Reporter: Ragil Nugroho | Editor: Tri Adi
Pertumbuhan industri menciptakan peluang bisnis bagi produsen sarung tangan tahan panas. Pengusaha sarung tangan ini mendapat pesanan sarung tangan dari pekerja yang bekerja dengan mesin bersuhu tinggi. Bisnis ini bisa mendatangkan omzet Rp 150 juta per bulan.
Tangan merupakan salah satu anggota tubuh yang memegang peran vital dalam kehidupan sehari-hari. Oleh karena itu, wajar jika tangan perlu diberi perlindungan saat melakukan aktivitas.
Salah satu cara melindungi tangan adalah dengan memakai sarung tangan. Ada banyak jenis sarung tangan yang beredar di pasaran, mulai sarung tangan berbahan plastik, karet, kulit imitasi hingga kulit domba atau kambing.
Setiap jenis sarung tangan juga memiliki fungsi berbeda. Ada sarung tangan yang khusus melindungi tangan dari hawa panas. Sarung tangan ini dikenal dengan nama sarung tangan argon. Bahan sarung tangan argon juga khusus, yakni terbuat dari kulit domba atau kambing.
Nah, salah satu pebisnis sarung tangan argon itu adalah Maulana Yusuf, pemilik CV Karya Bersama di Bekasi, Jawa Barat. Maulana semula adalah produsen sarung tangan kain. Baru pada 2008 dia mulai membuat sarung tangan argon.
Dengan bantuan 15 pekerja, Maulana kini mampu memproduksi 6.000 pasang sarung tangan argon per bulan. Namun Maulana masih menjual sarung tangan itu di sekitar Jabodetabek saja. "Saya melayani pemesanan minimal 100 pasang," terang Maulana.
Sebenarnya, Maulana juga bisa memproduksi sarung tangan jenis lain, tapi ia memilih fokus memproduksi sarung tangan argon karena peluang pasarnya lebih cerah. "Walaupun produksi sedikit, tapi harganya mahal," ungkap Maulana.
Seperti kegunaannya, konsumen sarung tangan ini dari kalangan industri alat berat atau industri yang memiliki mesin produksi bersuhu tinggi.
Soal penjualan, Maulana mengaku sering kali berebut pasar dengan sarung tangan argon impor.

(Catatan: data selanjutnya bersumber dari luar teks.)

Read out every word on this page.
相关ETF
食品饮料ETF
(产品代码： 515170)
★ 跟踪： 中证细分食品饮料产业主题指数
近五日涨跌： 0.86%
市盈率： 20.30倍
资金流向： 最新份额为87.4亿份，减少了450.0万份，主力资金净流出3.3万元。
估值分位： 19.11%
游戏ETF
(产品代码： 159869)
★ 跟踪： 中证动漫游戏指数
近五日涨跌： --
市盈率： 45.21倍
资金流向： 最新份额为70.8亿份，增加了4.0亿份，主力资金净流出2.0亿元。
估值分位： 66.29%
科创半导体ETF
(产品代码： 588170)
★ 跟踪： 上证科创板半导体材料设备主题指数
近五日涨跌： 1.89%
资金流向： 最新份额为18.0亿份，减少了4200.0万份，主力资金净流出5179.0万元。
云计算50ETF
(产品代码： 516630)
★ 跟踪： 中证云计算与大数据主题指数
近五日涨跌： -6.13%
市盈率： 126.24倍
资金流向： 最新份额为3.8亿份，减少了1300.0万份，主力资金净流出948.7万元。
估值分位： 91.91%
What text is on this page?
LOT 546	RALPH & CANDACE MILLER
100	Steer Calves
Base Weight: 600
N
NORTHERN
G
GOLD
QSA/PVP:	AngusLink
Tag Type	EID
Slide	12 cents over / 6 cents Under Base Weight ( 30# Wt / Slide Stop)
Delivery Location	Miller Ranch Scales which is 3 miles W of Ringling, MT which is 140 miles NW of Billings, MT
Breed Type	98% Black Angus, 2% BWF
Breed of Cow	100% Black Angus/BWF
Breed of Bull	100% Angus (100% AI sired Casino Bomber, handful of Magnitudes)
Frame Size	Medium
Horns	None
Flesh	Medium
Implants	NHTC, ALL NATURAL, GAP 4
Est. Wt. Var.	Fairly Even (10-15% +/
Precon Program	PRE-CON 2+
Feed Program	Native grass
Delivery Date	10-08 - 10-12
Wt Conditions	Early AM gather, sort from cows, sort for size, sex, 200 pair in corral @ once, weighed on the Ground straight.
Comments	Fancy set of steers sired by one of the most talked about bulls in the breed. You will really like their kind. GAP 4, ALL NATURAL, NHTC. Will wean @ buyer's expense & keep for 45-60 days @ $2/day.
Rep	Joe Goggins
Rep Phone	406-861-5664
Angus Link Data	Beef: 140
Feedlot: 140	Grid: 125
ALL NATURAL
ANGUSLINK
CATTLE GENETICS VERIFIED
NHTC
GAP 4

Namun begitu, Maulana mengaku tak minder bersaing dengan sarung tangan argon asal luar negeri. Pasalnya, standar sarung tangan made in Maulana ini sama dengan sarung tangan impor.
Menurut Maulana, masalah paling penting dalam produksi sarung tangan argon adalah jaminan pasokan bahan baku berupa kulit kambing atau domba. Karena itu, sejak awal Maulana telah menjalin mitra dengan industri penyamakan kulit domba di Garut, Jawa Barat.
Untuk menghemat ongkos produksi, Maulana hanya membeli potongan kulit sisa yang memiliki lebar minimal 30 sentimeter (cm) x 30 cm dengan harga Rp 3.000 per kilogram (kg). Walaupun kulit perca, tetapi Maulana tetap menuntut kualitas tinggi dari kulit itu.
Secara bisnis, Maulana yakin permintaan sarung tangan argon akan terus bertumbuh. Dia melihat, pertumbuhan industri di Tanah Air juga kian pesat. "Itulah sebabnya, sarung tangan argon ini banyak yang butuh," ujarnya.
Tentu produsen sarung tangan argon bukan hanya Maulana. Ada Ahmad Fahrial, pemilik CV Sinar Gemilang di Cilacap, yang juga bikin sarung tangan yang sama. Sepakat dengan Maulana, Ahmad bilang, permintaan sarung tangan argon terus naik seiring bertambahnya pabrik-pabrik.
Dalam sebulan, Ahmad bisa menjual 2.000 pasang sarung. "Harganya Rp 20.500 per pasang," kata dia. Produksi sebanyak itu hanya untuk memenuhi pasar di Jawa Tengah saja.
Sejak buka usaha pada 2009 lalu, permintaan sarung tangan argon buatan Ahmad selalu naik 25% per tahun. Ahmad pun ingin terus mengembangkan usahanya. Hanya saja, dia kesulitan untuk mendapatkan pekerja yang paham membuat sarung tangan argon.